Object-centered approaches fail to orient themselves with regard to consciousness. As we said at the outset, first person experience is only given in what is called introspection. At the same time, words like “introspection,” “immanent,” and “inside” mischaracterize the nature of consciousness. For the most part, consciousness does not occur “inside.” Sensory stimuli come into the body and affect the nervous system, but the phenomenal effect, the point of the mechanism, mostly results in the reverse: preception — and particularly that belonging to the faculties of sight and hearing — goes in the opposite direction, occurring outside of the body without itself being an object that can be detected in the world. That is the essence of subjective perception vis-à-vis all objects, including in relation to the nervous system itself. Consciousness as such cannot be given as an object. Being essentially an absolute transparency, it gets overlooked by the natural sciences and consequently by psychology itself.

Of course, we also have thoughts that we perceive as being “inside my head.” Ideas, sensations, and emotions are given together with and in the same conscious clearing as the external world. Two distinct regions, the inner and outer, are distinguished, but it is one and the same clearing: the self. The openness of the clearing includes both regions. But “inside the head” is not to be confused with what occurs inside the brain; they are not the same phenomenon. Except under clinical circumstances, what goes on inside the brain is precisely what we are not conscious of. From the standpoint of the soft problem, it is therefore incorrect to say that consciousness qua consciousness (consciousness as such) occurs in the brain. Rather, the brain is an object within consciousness.

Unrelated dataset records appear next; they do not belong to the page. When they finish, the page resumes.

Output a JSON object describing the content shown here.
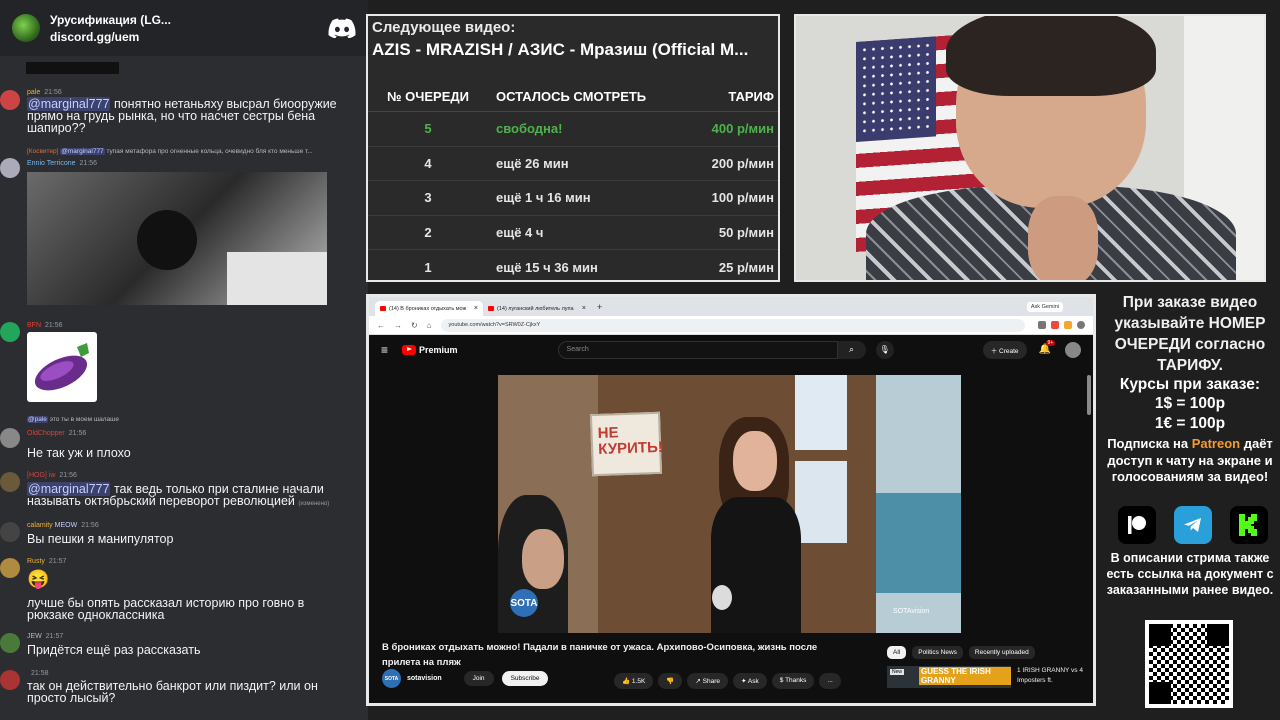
{
  "discord": {
    "server_name": "Урусификация (LG...",
    "server_link": "discord.gg/uem",
    "messages": [
      {
        "user": "pale",
        "time": "21:56",
        "user_color": "#f0b232",
        "mention": "@marginal777",
        "text": " понятно нетаньяху высрал биооружие прямо на грудь рынка, но что насчет сестры бена шапиро??"
      },
      {
        "reply": "тупая метафора про огненные кольца, очевидно бля кто меньше т...",
        "reply_user": "[Косвитер]",
        "reply_mention": "@marginal777",
        "user": "Ennio Terricone",
        "time": "21:56",
        "user_color": "#79b8f1"
      },
      {
        "user": "ВFN",
        "time": "21:56",
        "user_color": "#e0403a"
      },
      {
        "reply": "это ты в моем шалаше",
        "reply_mention": "@pale",
        "user": "OldChopper",
        "time": "21:56",
        "user_color": "#e0403a",
        "text": "Не так уж и плохо"
      },
      {
        "user": "[HOG] iw",
        "time": "21:56",
        "user_color": "#e0403a",
        "mention": "@marginal777",
        "text": " так ведь только при сталине начали называть октябрьский переворот революцией",
        "edited": "(изменено)"
      },
      {
        "user": "calamity",
        "badge": "MEOW",
        "time": "21:56",
        "user_color": "#f0b232",
        "text": "Вы пешки я манипулятор"
      },
      {
        "user": "Rusty",
        "time": "21:57",
        "user_color": "#f0b232",
        "text": "лучше бы опять рассказал историю про говно в рюкзаке одноклассника"
      },
      {
        "user": "JEW",
        "time": "21:57",
        "user_color": "#b5bac1",
        "text": "Придётся ещё раз рассказать"
      },
      {
        "user": "",
        "time": "21:58",
        "user_color": "#b5bac1",
        "text": "так он действительно банкрот или пиздит? или он просто лысый?"
      }
    ]
  },
  "queue": {
    "next_label": "Следующее видео:",
    "next_title": "AZIS - MRAZISH / АЗИС - Мразиш (Official M...",
    "headers": [
      "№ ОЧЕРЕДИ",
      "ОСТАЛОСЬ СМОТРЕТЬ",
      "ТАРИФ"
    ],
    "rows": [
      {
        "num": "5",
        "remaining": "свободна!",
        "rate": "400 р/мин"
      },
      {
        "num": "4",
        "remaining": "ещё 26 мин",
        "rate": "200 р/мин"
      },
      {
        "num": "3",
        "remaining": "ещё 1 ч 16 мин",
        "rate": "100 р/мин"
      },
      {
        "num": "2",
        "remaining": "ещё 4 ч",
        "rate": "50 р/мин"
      },
      {
        "num": "1",
        "remaining": "ещё 15 ч 36 мин",
        "rate": "25 р/мин"
      }
    ],
    "free_color": "#4db34a"
  },
  "browser": {
    "tabs": [
      "(14) В брониках отдыхать мож",
      "(14) луганский любитель лупа"
    ],
    "ask_gemini": "Ask Gemini",
    "url": "youtube.com/watch?v=SRW0Z-CjkxY",
    "yt_logo": "Premium",
    "search_placeholder": "Search",
    "create": "Create",
    "notif_badge": "9+",
    "video_title": "В брониках отдыхать можно! Падали в паничке от ужаса. Архипово-Осиповка, жизнь после прилета на пляж",
    "channel": "sotavision",
    "channel_logo": "SOTA",
    "join": "Join",
    "subscribe": "Subscribe",
    "likes": "1.5K",
    "share": "Share",
    "ask": "Ask",
    "thanks": "Thanks",
    "more": "...",
    "chips": [
      "All",
      "Politics News",
      "Recently uploaded"
    ],
    "rec_thumb_text": "GUESS THE IRISH GRANNY",
    "rec_new": "New",
    "rec_title": "1 IRISH GRANNY vs 4 Imposters ft.",
    "sign_text": "НЕ КУРИТЬ!",
    "watermark_left": "SOTA",
    "watermark_right": "SOTAvision"
  },
  "info": {
    "order": "При заказе видео указывайте НОМЕР ОЧЕРЕДИ согласно ТАРИФУ.",
    "rates_title": "Курсы при заказе:",
    "rate_usd": "1$ = 100р",
    "rate_eur": "1€ = 100р",
    "patreon_pre": "Подписка на ",
    "patreon_word": "Patreon",
    "patreon_post": " даёт доступ к чату на экране и голосованиям за видео!",
    "description": "В описании стрима также есть ссылка на документ с заказанными ранее видео."
  }
}
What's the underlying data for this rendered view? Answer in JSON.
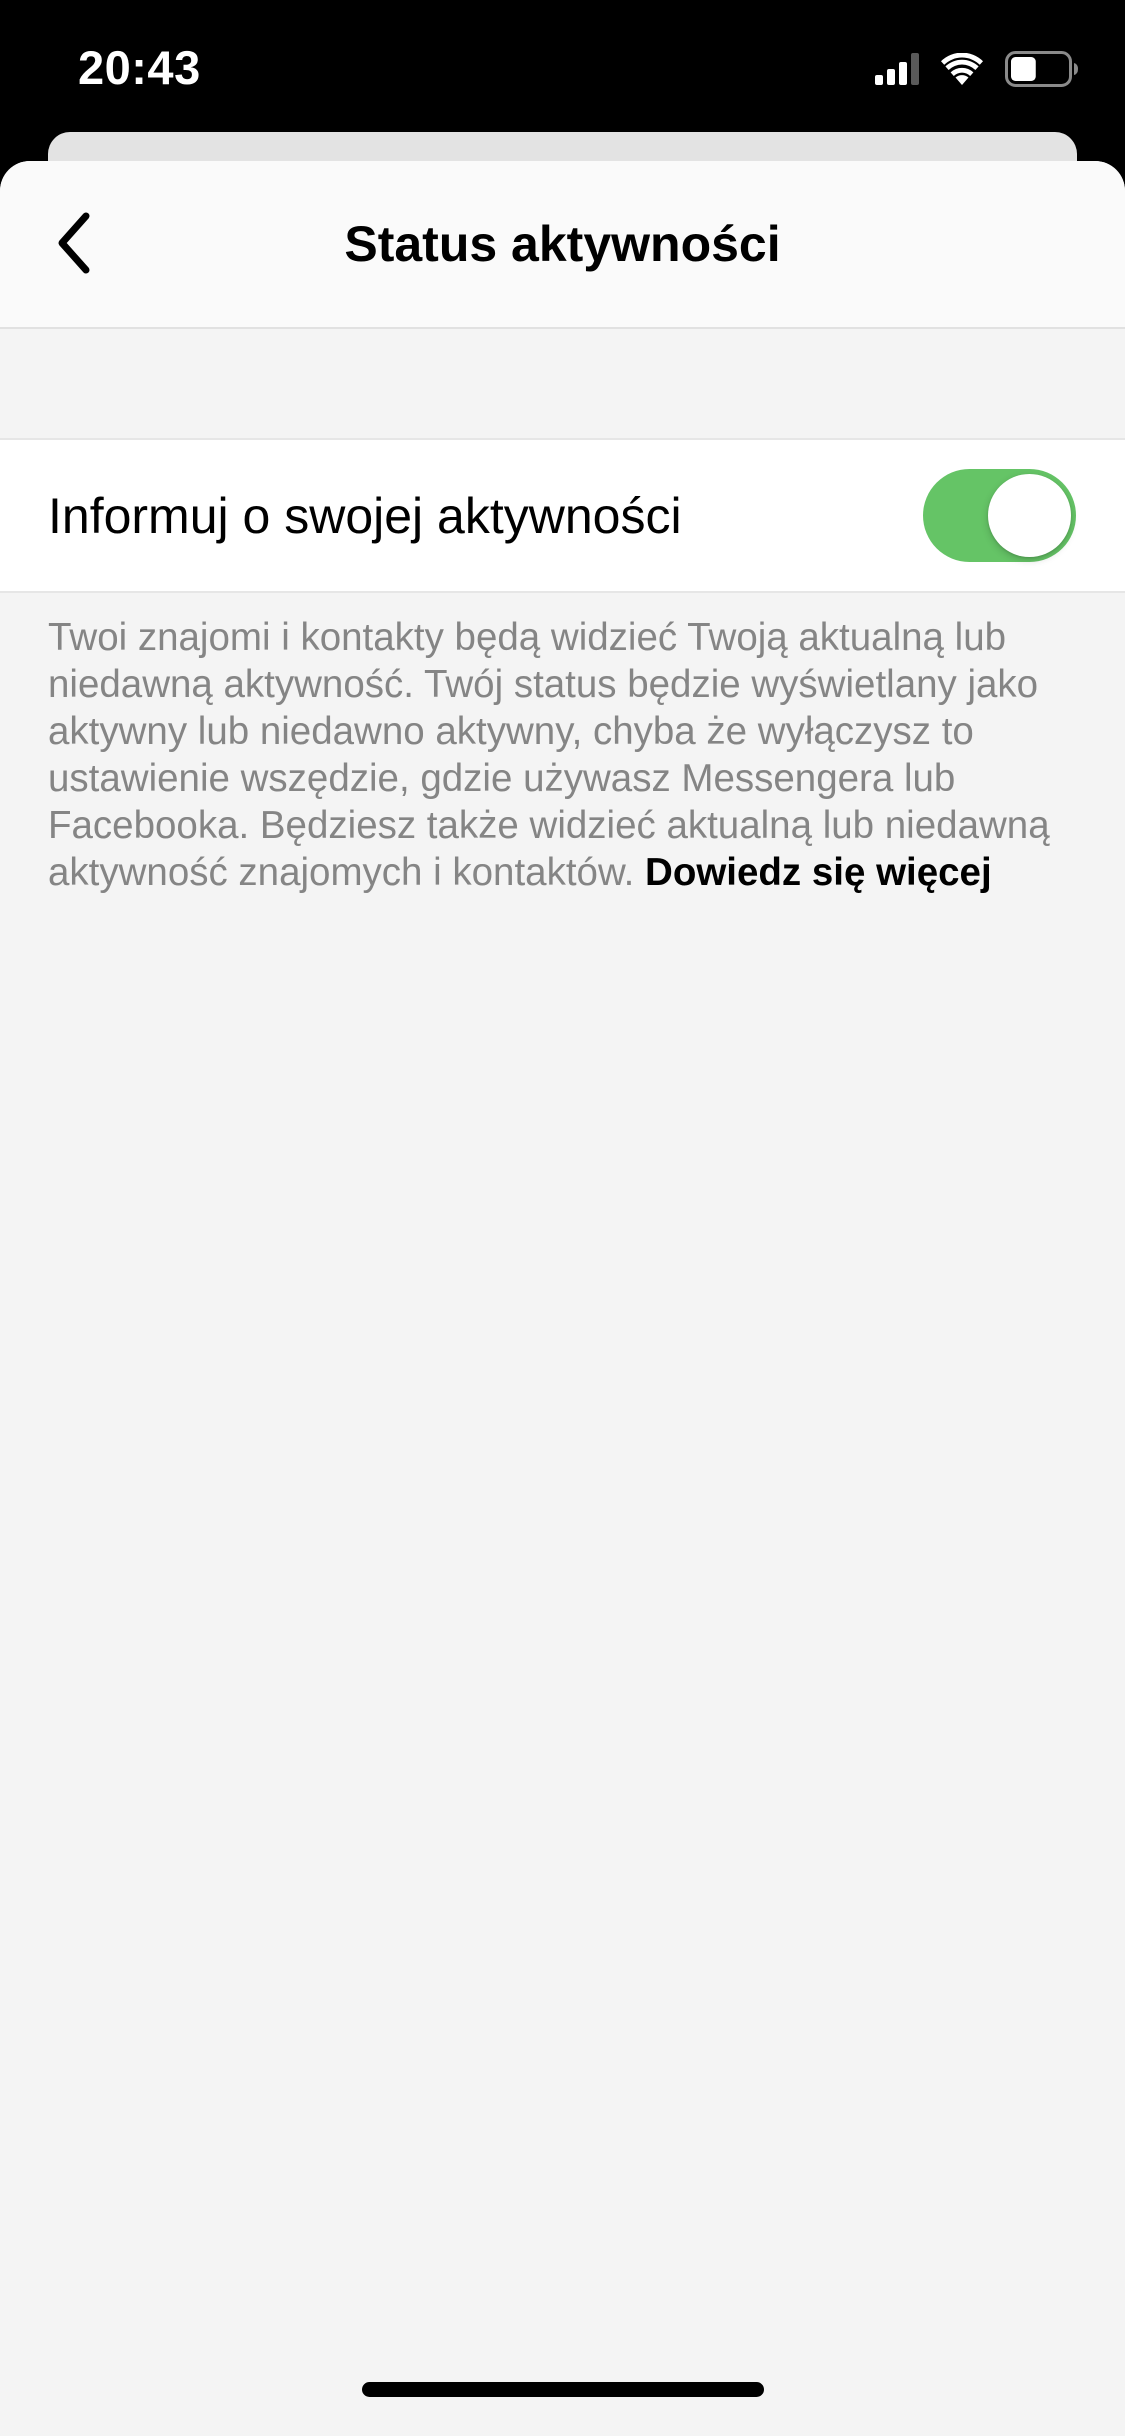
{
  "status_bar": {
    "time": "20:43",
    "icons": [
      "cellular-signal-icon",
      "wifi-icon",
      "battery-icon"
    ],
    "battery_level": 0.45
  },
  "nav": {
    "back_icon": "chevron-left-icon",
    "title": "Status aktywności"
  },
  "setting": {
    "label": "Informuj o swojej aktywności",
    "toggle_on": true,
    "toggle_color": "#65c466"
  },
  "description": {
    "text": "Twoi znajomi i kontakty będą widzieć Twoją aktualną lub niedawną aktywność. Twój status będzie wyświetlany jako aktywny lub niedawno aktywny, chyba że wyłączysz to ustawienie wszędzie, gdzie używasz Messengera lub Facebooka. Będziesz także widzieć aktualną lub niedawną aktywność znajomych i kontaktów. ",
    "link": "Dowiedz się więcej"
  },
  "colors": {
    "background": "#f4f4f4",
    "nav_background": "#fafafa",
    "secondary_text": "#858585"
  }
}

Hence the need for a different kind of psychology. The problem is, however, that psychology developed in the nineteenth century on the basis of the physiological discoveries in sensation and perception of Johannes P. Muller and Hermann von Helmholtz. Since changes in the nervous system affect consciousness, it is not surprising that psychology would anchor itself in neurobiology. Founding itself on physiology, psychology oriented itself around the body, interpreting the mind in terms of the body instead of the body in terms of the mind. As a result of the limitations imposed by this approach, psychology underwent a crisis. After the basic division into genetic and descriptive psychology, it fragmented into various schools: structuralism, behaviorism, Gestalt psychology, psychoanalysis, and cognitivism.

In terms of the hard problem, behaviorism was pivotal. It rejected introspection as a method and argued that consciousness should not even be an object of psychology. What was this ephemeral thing called “consciousness” anyway? Merely an abstract chimera of philosophy. Psychology, it was argued, should instead root itself in hard science, physics and biology, cause and effect. With that, the mind’s most essential aspect, the clearing, dropped out of reach. The study of consciousness originated within philosophy and now had to return to it. Still, objectivity might be the rallying cry, but it is always the subject, not the object, that is being objective: the soul is still there within science; it is just taken absolutely for granted.